Keeping your medical data private
There are questions about about how private health data should be used.
Data held in GP medical records will soon be collected by a new service called General Practice Data for Planning and Research data collection. From July onwards data that is currently siloed at your GP will be taken by NHS Digital and centralised.
This includes records about diagnoses, symptoms, observations, test results, medications, allergies, immunisations, referrals, recalls, appointments, mental health, STDs, gender, ethnicity and sexual orientation.
On the face of things it makes a lot of sense to move health data into a central store.
It enables all services you use to access the same information. Anyone with any experience of the NHS will know the frustration of having to repeat case history again and again as you navigate services which are in no way joined up.
It allows analysis of a massive data set which may uncover trends and links that would not otherwise be spotted. Even tiny changes in public health can make a massive difference: font design, when spread over millions of leaflets and millions of people, can literally save lives. So machine learning on big data of millions of health records…?
The problem is this. The easier data is to use, the easier it is to use. Are you confident there will not be data breaches? Are you confident data will not be sold to private companies? Are you confident you will not receive marketing based on your health history? Are you confident the success of employment, insurance or credit applications will not be influenced by your health? If not now, in the future? Is this a price worth paying for any public health benefits? Is this something we trust this government not to sell? Or the next government? Or the one after?
Here’s what NHS Digital has to say: “NHS Digital does not sell data.
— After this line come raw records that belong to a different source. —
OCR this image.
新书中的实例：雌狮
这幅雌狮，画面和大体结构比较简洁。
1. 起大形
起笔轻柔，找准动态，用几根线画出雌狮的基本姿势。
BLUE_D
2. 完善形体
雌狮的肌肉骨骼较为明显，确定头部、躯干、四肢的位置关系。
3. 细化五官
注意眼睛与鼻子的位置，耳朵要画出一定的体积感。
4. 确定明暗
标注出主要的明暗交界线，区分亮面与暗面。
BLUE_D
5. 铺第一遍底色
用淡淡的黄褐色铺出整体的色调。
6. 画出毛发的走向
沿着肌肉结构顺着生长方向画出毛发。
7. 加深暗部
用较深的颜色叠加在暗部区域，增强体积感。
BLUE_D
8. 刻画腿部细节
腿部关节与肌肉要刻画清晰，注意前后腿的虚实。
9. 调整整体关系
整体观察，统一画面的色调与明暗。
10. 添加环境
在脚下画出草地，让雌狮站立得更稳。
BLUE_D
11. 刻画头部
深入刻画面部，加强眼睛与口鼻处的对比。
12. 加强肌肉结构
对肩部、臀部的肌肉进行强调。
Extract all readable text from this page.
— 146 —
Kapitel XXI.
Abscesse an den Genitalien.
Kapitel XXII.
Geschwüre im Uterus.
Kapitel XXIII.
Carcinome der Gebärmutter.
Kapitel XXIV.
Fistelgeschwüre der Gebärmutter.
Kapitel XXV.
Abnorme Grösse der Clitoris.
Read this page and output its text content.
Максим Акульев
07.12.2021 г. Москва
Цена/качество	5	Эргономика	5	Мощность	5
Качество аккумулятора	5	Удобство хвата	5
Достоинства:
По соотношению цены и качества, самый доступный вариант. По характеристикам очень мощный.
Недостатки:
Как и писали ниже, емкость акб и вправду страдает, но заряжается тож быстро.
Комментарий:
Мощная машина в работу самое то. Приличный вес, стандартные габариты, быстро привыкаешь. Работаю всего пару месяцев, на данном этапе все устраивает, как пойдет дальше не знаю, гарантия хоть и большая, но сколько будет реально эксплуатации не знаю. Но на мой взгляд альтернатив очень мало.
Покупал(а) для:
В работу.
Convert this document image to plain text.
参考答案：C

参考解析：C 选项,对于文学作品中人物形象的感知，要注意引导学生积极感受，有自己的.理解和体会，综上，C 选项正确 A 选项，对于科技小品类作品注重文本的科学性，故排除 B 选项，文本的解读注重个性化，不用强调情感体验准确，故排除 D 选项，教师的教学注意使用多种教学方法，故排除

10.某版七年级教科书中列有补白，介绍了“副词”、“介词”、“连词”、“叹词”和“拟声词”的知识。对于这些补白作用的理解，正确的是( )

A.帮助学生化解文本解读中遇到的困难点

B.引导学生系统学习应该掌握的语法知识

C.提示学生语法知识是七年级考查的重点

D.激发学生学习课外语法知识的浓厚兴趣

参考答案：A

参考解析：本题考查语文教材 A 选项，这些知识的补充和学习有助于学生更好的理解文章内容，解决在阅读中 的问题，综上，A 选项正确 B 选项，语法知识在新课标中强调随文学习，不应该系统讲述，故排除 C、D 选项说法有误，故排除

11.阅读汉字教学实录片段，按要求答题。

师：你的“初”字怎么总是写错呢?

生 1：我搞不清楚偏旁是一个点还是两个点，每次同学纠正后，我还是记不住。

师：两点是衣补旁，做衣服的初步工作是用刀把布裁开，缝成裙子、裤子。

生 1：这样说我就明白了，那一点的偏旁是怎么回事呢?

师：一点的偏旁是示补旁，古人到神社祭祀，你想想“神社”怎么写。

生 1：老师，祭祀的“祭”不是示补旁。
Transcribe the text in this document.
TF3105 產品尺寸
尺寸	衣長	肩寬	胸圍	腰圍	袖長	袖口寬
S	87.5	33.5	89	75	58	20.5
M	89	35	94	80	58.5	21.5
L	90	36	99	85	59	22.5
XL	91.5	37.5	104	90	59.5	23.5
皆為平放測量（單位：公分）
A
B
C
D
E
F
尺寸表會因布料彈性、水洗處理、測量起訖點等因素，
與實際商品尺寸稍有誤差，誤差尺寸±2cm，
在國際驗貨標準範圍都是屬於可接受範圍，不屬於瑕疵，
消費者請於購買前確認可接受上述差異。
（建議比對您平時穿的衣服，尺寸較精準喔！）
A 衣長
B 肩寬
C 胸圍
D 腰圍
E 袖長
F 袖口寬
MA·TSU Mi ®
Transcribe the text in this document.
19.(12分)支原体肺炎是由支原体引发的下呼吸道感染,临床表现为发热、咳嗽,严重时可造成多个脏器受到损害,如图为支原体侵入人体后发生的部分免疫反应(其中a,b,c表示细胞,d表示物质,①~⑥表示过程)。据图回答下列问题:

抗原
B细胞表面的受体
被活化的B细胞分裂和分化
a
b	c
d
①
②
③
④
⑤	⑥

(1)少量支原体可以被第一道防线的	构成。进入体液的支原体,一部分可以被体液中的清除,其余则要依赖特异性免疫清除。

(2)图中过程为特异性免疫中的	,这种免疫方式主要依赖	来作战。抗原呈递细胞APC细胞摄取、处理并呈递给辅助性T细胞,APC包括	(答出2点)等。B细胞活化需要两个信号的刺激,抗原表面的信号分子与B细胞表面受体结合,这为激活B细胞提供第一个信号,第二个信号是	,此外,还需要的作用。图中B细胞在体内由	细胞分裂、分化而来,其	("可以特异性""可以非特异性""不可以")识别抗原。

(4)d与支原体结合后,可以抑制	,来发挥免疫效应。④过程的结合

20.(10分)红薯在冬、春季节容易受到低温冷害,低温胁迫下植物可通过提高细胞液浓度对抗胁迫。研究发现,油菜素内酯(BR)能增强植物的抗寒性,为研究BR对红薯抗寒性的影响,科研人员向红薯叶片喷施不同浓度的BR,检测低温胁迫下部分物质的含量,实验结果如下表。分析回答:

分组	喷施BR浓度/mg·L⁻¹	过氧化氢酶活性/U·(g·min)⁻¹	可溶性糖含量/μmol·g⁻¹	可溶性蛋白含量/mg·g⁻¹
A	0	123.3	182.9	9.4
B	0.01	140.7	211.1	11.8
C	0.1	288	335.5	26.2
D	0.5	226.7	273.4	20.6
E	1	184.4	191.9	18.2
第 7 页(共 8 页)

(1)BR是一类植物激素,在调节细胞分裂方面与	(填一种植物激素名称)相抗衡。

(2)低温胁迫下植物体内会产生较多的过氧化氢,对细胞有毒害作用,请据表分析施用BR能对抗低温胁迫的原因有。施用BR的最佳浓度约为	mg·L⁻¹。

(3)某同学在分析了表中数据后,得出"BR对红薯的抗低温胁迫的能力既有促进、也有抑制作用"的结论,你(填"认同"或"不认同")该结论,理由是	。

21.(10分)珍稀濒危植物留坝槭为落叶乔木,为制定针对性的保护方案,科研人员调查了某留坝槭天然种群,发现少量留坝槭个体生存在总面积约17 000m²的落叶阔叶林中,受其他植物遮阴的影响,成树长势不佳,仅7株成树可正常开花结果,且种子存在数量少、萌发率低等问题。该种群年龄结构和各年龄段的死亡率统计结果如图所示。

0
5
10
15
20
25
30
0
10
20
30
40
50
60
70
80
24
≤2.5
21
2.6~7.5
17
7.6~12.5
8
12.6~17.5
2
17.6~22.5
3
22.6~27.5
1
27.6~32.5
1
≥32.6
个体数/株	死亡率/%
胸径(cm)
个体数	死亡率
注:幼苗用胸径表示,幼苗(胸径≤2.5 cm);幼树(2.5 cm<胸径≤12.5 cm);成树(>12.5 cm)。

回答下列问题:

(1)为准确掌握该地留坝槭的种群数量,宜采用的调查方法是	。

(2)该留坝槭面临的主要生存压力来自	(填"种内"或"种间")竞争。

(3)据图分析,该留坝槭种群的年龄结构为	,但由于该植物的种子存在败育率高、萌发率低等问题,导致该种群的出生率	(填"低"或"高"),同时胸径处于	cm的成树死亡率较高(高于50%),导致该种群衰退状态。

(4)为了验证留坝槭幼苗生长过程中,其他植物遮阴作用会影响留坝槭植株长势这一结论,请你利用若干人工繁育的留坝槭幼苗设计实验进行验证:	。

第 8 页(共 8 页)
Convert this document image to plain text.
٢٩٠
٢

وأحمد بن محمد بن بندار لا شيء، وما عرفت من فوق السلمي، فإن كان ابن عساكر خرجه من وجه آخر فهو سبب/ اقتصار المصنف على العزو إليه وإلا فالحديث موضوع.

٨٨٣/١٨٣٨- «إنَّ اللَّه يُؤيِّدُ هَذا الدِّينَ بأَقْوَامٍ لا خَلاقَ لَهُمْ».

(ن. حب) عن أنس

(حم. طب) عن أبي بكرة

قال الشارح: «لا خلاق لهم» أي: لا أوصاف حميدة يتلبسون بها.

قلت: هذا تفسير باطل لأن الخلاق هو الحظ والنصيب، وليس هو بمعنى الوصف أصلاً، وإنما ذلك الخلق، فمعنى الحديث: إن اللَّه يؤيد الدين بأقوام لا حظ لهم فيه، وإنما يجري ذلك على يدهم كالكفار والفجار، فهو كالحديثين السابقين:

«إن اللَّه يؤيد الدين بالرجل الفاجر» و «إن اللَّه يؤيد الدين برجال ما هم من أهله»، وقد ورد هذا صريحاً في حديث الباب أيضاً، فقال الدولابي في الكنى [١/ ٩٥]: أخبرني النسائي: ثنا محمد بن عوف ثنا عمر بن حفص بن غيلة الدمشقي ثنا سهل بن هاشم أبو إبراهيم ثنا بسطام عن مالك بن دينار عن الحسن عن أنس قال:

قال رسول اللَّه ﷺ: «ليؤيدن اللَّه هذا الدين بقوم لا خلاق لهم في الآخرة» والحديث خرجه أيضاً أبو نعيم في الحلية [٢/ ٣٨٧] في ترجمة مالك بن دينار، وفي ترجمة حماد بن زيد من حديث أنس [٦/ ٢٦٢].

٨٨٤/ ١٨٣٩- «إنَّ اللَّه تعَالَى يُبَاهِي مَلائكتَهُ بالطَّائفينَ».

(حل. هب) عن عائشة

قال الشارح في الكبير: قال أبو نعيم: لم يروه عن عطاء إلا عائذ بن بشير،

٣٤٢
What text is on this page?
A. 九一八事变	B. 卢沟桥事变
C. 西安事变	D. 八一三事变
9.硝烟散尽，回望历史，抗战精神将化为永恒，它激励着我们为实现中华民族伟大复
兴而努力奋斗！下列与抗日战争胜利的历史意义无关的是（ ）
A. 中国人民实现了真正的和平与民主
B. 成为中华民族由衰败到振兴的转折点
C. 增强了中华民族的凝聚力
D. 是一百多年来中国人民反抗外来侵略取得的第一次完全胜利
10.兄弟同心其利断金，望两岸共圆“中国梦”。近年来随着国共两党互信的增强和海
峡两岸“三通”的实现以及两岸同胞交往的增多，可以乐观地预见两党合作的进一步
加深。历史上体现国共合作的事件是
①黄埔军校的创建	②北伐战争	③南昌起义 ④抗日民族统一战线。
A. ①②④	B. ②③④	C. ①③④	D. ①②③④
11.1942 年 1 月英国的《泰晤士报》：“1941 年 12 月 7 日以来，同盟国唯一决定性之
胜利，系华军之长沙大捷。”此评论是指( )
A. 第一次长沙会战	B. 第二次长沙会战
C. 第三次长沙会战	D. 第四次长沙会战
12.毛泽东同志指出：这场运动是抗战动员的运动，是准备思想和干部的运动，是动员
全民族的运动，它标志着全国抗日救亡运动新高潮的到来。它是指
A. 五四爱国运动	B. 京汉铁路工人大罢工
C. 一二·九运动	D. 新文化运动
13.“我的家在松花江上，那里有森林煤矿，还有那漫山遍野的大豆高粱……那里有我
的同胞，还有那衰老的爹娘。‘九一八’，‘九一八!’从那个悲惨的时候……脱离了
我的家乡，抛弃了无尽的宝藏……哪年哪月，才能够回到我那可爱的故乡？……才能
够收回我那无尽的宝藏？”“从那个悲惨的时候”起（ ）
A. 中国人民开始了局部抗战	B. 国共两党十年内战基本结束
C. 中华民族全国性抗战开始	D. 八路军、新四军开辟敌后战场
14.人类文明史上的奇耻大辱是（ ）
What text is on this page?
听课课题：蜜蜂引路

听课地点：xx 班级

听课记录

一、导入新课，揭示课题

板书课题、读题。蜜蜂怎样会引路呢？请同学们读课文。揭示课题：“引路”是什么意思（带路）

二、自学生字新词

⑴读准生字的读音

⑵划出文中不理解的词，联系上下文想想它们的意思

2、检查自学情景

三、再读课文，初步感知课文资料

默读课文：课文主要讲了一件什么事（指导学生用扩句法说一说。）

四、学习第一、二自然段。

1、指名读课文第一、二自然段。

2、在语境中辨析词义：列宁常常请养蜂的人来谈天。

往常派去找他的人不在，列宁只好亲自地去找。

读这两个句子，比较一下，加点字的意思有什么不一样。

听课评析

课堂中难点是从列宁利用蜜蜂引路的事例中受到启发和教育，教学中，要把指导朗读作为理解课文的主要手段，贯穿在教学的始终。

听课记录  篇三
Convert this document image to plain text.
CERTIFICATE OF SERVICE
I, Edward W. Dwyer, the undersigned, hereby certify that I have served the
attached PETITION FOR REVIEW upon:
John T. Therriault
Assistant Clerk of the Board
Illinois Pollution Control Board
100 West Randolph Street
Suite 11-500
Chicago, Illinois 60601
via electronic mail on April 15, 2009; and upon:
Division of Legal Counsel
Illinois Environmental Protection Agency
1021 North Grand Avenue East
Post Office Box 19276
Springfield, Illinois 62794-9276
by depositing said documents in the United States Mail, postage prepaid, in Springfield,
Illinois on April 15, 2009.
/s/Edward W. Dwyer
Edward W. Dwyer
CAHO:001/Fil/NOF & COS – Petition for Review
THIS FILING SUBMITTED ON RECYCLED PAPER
It does however charge those who want to access its data for the costs of making the data available to them…We do not make profits from the service. The data will only be used for health and care planning and research purposes by organisations who have a legal basis and legitimate need to use the data…We do not allow data to be used solely for commercial purposes”.
Am I being overly cynical when I worry that they say ‘will not’ rather than ‘can not’?
Am I being overly cynical if I read them as saying they will allow data to be used for commercial purposes so long as there’s also some health and care planning or research purpose?
This should be bigger news. There should be more public debate. Unless you do something it’s happening to your data.
See Medconfidential, the advocacy group, for more information to help you with your decision. And remember doing nothing is a decision.
I scooped the FT, who I’m glad to say are covering this on the front page now.